我对Java热点生成的函数序言感到困惑。考虑这个虚拟例子:
public static int getLen(String s) {
return s.length();
}
public static void main(String[] args) {
for(int i = 0; i < 1_000_000; i++) {
getLen("abcd");
}
}
C2生成的getLen代码如下:
[Entry Point]
[Verified Entry Point]
[Constants]
# {method} {0x00007fbed3fc2318} 'getLen' '(Ljava/lang/String;)I' in 'examples/Main'
# parm0: rsi:rsi = 'java/lang/String'
# [sp+0x20] (sp of caller)
0x00007fbefd11a960: mov %eax,-0x14000(%rsp)
0x00007fbefd11a967: push %rbp
0x00007fbefd11a968: sub $0x10,%rsp ;*synchronization entry
; - examples.Main::getLen@-1 (line 6)
0x00007fbefd11a96c: mov 0xc(%rsi),%r11d ;*getfield value
; - java.lang.String::length@1 (line 623)

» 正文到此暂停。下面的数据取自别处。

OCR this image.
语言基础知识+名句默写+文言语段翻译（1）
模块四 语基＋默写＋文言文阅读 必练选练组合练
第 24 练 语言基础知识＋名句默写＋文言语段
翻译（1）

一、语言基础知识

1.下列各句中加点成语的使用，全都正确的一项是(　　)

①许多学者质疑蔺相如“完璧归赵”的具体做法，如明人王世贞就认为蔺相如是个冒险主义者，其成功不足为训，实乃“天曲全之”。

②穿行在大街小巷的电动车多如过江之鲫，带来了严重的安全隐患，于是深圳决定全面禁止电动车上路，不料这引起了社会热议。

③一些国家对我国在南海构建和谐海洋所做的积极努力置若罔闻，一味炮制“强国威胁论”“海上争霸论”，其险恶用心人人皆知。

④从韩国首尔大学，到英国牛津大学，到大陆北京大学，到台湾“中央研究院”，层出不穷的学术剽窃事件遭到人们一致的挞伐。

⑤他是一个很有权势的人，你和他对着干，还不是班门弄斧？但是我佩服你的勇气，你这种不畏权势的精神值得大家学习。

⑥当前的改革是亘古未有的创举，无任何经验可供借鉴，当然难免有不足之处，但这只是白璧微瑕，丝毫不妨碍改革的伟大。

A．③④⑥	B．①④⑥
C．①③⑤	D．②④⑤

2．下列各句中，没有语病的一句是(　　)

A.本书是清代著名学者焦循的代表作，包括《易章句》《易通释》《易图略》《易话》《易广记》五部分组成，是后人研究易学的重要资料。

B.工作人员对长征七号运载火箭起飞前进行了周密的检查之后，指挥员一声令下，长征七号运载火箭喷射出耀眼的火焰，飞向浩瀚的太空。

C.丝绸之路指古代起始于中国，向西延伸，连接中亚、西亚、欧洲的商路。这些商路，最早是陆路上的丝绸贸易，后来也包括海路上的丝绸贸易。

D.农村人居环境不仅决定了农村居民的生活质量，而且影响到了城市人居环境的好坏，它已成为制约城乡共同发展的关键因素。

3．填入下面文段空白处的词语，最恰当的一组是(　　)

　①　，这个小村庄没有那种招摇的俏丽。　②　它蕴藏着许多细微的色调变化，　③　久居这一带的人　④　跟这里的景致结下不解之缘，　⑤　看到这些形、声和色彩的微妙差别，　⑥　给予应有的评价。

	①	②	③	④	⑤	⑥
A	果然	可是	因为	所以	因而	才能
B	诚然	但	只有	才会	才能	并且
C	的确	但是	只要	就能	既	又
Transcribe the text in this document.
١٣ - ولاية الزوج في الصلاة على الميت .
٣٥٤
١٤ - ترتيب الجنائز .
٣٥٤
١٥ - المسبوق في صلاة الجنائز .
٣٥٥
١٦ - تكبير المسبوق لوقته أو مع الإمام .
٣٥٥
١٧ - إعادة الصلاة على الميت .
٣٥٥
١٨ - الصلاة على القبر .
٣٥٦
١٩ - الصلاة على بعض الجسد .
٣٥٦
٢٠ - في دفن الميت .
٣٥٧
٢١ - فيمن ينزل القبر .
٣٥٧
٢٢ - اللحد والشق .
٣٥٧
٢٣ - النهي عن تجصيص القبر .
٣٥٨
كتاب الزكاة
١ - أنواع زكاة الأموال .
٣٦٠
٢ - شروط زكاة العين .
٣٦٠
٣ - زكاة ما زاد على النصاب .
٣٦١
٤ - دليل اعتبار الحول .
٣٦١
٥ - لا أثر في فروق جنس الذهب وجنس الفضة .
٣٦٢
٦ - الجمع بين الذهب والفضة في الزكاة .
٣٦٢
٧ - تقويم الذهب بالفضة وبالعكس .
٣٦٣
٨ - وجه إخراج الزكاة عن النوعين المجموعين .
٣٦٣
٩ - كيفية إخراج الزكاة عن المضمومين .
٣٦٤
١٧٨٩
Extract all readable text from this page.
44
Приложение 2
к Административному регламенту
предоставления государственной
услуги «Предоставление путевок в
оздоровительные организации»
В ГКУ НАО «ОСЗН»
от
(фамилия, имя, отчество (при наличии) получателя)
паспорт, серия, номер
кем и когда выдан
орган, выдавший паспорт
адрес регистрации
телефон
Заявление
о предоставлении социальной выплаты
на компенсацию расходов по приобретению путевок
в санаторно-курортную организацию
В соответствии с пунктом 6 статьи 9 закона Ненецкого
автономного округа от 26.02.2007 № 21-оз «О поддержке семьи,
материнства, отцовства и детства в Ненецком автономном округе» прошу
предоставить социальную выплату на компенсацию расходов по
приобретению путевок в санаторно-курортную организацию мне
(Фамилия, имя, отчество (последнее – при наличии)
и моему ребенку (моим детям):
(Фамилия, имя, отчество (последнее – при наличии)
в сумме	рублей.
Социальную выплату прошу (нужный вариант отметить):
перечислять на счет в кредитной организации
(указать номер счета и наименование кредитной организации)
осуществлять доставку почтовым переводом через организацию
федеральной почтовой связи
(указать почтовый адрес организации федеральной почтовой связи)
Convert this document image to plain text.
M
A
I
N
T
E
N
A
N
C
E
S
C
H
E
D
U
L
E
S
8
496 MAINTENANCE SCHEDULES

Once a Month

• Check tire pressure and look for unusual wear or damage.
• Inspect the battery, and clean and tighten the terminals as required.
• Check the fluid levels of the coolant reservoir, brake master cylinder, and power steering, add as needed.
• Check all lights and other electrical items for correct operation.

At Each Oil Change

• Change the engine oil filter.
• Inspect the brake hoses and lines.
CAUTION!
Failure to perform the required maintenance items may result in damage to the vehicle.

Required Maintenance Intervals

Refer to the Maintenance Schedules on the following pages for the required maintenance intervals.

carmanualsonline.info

; - examples.Main::getLen@1 (line 6)
; implicit exception: dispatches to 0x00007fbefd11a981
0x00007fbefd11a970: mov 0xc(%r12,%r11,8),%eax ;*arraylength
; - java.lang.String::length@4 (line 623)
; - examples.Main::getLen@1 (line 6)
; implicit exception: dispatches to 0x00007fbefd11a991
问题:
mov %eax,-0x14000(%rsp)的目的是什么?- 样例代码没有同步,那么
sub $0x10,%rsp ;*synchronization这一行是什么意思?